People who are infected with whooping cough have coughing spells that may last many seconds. At the end of each coughing spell, they may gasp loudly, vomit or choke, which can be so severe the person can’t breathe.

The illness first starts out like the common cold, with symptoms such as congestion, sneezing, mild cough or fever. Then it worsens over one to two weeks with symptoms such as more severe coughing with a “whoop”, vomiting and exhaustion after coughing fits.

By law, the Los Angeles Unified School District requires students to receive a DTap or Tdap shot to prevent themselves from getting the virus.

However, some students did not receive the shot therefore they had to be quarantined from school when it was announced that there was a whooping cough outbreak in the school. They were secluded from everyone in the campus as a safety measure to ensure they do not get the virus.

“The symptoms are pretty nonspecific, and so doctors don’t always suspect it. Pertussis is high on the list if that whoop is present. The ‘whoop’ sounds like a sharp gasping intake of breath after all the air has been coughed out of your lungs. If it’s not, it’s likely to go unrecognized because there aren’t really other signs and symptoms that are as characteristic,” according to an online interview with CDC Infectious Disease expert Tom Clark.

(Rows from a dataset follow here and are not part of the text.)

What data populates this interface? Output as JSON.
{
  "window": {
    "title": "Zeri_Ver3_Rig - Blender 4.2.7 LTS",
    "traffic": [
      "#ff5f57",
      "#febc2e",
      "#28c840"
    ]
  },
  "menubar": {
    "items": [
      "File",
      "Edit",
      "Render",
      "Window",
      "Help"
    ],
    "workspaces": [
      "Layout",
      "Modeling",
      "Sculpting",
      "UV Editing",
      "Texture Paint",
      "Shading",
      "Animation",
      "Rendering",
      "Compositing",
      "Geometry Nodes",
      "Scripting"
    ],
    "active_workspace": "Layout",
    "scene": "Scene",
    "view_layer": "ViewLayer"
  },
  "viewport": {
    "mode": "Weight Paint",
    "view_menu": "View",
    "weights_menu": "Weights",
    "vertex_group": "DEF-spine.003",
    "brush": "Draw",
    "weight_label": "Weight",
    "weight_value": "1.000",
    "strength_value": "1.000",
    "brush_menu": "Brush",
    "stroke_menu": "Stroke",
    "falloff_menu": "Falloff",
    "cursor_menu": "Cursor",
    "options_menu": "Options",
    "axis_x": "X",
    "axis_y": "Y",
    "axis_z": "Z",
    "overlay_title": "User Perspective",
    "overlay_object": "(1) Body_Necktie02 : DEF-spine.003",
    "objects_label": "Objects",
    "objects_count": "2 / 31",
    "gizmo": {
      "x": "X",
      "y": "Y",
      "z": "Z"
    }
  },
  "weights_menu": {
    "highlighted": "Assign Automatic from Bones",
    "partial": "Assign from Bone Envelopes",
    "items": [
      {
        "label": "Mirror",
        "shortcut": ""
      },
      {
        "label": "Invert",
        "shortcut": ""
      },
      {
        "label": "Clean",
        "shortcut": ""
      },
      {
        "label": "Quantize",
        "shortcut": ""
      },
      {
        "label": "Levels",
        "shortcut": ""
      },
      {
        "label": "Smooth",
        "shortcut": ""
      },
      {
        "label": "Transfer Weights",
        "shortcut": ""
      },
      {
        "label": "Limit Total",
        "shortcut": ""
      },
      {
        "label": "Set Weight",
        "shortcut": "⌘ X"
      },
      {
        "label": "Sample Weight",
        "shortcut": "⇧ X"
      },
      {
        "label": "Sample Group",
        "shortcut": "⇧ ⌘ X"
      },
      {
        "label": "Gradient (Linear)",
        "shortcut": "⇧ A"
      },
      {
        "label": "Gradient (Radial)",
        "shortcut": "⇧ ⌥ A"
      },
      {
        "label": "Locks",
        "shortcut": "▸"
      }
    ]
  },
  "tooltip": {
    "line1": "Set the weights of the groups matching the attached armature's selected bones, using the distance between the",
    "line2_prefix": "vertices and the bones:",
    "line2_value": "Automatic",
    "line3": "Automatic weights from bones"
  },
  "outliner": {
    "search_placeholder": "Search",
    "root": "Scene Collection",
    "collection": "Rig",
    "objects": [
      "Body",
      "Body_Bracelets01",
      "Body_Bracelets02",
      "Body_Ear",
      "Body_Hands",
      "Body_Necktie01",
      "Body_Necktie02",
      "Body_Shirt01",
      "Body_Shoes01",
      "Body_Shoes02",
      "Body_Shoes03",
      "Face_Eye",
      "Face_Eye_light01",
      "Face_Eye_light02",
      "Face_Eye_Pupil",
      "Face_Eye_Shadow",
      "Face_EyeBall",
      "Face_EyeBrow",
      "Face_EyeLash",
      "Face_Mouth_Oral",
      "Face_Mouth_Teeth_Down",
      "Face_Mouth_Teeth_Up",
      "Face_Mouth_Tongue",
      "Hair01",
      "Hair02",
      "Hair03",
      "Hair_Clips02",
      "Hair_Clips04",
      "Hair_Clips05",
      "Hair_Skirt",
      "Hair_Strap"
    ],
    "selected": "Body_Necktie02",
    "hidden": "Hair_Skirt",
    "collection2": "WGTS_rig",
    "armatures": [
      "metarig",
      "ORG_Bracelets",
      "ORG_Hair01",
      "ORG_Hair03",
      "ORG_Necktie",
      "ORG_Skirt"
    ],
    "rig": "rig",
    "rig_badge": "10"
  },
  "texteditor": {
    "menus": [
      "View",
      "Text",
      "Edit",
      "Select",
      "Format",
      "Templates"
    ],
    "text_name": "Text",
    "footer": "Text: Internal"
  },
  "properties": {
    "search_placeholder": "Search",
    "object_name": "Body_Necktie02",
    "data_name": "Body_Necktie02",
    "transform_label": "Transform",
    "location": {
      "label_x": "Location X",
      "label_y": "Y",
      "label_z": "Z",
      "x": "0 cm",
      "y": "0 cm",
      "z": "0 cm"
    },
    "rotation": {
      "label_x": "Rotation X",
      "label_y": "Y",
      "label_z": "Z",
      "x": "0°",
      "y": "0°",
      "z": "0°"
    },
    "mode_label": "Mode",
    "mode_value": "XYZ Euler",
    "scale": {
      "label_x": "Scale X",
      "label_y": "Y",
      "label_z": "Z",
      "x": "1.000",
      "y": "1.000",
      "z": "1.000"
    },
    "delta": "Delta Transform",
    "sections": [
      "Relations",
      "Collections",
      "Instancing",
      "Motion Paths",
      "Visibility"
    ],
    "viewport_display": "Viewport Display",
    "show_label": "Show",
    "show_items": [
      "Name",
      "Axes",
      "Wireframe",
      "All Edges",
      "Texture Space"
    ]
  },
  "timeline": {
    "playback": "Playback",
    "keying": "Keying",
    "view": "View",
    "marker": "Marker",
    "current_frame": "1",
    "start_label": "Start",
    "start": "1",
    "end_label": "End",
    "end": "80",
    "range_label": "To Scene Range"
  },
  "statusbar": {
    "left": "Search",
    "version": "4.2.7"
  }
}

The DTap vaccine is required when students are younger than seven years old. The children need five doses of DTap, which lasts six to seven years before students get Tdap. The Tdap booster shot is needed for pre-teens, teenagers and adults who are older than seven years old. One dose of Tdap is needed to be protected from whooping cough.

“The vaccine usually protects against pertussis, but sometimes even vaccinated children can get a milder illness,” according to the area medical director Ellse Pomerance.

Antibiotics also prevent the spread of pertussis. Students who catch the whooping cough need to be excluded from school for at least five days, while taking the appropriate antibiotics. Or if the student chooses not to take antibiotics, they need to stay home for 21 days.

“If the student is sick with the whooping cough, they can’t go to school for at least five days while taking the recommended antibiotics until they feel well to go back to school,” school nurse Estela Carlos said.